Seriously... saying that automatic FT offers are some sort of make-or-break indicator of how caring a corporate culture is, is imho really too short-sighted and too shallow. If that is really determining whether to choose McK or Bain or BCG (or or PwC or Deloitte or LEK...)... that’s a bit too much of discounting all other indicators of culture and a bit too much inflating the chance of 100% FT offer instead of 90% FT offer for my taste.

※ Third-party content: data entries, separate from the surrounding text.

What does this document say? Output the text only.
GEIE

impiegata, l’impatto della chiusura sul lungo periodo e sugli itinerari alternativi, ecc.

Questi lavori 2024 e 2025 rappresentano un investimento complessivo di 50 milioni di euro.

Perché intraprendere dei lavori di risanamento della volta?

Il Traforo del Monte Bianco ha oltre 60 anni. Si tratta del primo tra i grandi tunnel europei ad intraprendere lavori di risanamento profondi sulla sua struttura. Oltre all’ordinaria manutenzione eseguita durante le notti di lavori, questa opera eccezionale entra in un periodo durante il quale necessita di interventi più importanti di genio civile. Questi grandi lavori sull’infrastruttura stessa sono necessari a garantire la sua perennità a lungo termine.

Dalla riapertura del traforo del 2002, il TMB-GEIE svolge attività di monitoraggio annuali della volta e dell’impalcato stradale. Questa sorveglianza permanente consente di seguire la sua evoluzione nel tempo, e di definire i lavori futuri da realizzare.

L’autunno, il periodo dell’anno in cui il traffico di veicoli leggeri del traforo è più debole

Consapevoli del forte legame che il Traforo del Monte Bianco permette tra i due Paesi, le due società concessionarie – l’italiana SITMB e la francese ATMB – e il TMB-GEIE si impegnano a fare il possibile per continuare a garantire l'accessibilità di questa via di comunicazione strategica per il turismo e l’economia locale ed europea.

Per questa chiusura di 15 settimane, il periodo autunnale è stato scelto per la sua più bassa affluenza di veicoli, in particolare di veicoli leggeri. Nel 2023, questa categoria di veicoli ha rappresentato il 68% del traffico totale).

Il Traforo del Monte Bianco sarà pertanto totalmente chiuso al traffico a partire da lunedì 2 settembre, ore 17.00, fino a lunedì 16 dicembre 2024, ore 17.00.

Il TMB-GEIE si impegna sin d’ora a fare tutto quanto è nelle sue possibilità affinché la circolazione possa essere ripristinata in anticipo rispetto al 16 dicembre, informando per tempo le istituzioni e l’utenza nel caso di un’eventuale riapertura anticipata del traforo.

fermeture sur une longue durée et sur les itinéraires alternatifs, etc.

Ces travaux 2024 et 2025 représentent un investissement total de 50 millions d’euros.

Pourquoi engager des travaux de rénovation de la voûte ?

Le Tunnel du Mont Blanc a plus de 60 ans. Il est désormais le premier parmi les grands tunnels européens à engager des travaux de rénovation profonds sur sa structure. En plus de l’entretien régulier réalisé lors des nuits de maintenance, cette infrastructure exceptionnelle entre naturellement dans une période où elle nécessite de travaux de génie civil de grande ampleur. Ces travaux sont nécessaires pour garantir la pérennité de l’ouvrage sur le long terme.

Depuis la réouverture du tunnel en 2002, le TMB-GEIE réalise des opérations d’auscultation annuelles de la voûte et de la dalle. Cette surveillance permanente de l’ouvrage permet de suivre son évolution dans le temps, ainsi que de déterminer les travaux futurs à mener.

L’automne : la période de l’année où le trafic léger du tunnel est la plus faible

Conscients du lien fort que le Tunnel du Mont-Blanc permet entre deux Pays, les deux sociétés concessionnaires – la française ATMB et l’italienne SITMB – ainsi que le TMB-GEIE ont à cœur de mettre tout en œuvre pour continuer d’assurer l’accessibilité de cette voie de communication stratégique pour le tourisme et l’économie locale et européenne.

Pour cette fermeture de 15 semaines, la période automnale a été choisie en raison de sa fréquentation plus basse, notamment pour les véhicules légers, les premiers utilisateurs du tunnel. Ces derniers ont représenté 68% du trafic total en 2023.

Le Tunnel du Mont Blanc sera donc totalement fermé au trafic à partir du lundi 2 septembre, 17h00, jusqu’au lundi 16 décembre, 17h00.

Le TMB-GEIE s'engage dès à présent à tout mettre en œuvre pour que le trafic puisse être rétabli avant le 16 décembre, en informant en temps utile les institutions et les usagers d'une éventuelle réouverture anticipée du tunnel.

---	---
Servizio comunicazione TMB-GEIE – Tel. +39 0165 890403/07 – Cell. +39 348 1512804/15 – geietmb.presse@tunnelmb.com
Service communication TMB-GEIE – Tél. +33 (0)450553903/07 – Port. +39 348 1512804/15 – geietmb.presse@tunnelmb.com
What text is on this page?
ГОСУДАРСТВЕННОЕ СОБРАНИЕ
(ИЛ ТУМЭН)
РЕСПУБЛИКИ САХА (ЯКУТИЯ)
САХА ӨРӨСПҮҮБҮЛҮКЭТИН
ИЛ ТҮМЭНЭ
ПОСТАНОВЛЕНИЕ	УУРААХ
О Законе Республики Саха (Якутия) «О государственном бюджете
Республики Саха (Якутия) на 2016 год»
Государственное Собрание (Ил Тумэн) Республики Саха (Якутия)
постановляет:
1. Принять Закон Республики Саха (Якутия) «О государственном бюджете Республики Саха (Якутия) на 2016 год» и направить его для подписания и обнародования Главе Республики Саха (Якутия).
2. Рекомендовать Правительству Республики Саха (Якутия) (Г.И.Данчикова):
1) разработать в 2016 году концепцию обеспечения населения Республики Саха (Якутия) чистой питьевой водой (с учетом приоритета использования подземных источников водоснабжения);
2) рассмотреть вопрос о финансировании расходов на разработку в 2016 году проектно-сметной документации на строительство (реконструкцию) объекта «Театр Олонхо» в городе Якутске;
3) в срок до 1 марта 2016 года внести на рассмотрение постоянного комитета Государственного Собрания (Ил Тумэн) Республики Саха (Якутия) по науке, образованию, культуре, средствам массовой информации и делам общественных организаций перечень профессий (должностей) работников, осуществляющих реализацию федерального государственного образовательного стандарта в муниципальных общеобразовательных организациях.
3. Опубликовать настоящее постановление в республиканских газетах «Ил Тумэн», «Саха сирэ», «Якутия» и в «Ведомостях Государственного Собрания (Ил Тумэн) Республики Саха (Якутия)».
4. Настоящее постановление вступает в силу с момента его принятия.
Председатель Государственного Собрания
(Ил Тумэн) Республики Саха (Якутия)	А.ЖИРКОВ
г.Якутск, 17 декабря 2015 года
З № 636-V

How about you all go ahead with the Bain or whatever non-McK internship you have and if after that you say that the experience was s*** and the culture is trash, then, by all means, go to McK. But calling that shot based on these darn FT offers only...yeah, I don’t know.

 

I think that you are overestimating the value people place on experience at this time. Obviously the experiences you talk about are cool but it's not the auto FT offers that took those experiences away, it's a pandemic. So like I don't see the logic of your argument? People are losing out on far more than the internship experience during this time and having the security of a full-time job post-grad is valuable. Especially when there is a freaking pandemic, record high unemployment numbers and an impeding economic depression whose resolution is dependent on the controlling of an infectious disease by a President who doesn't grasp middle school biology... the future looks bleak so it's a bit starry-eyed to talk about the "loss of the experience". Also, people be acting like FT hires aren't a thing. Those people make the decision without having the intern experinece so it's not anything novel. In fact, more people join consulting without having an intern experience.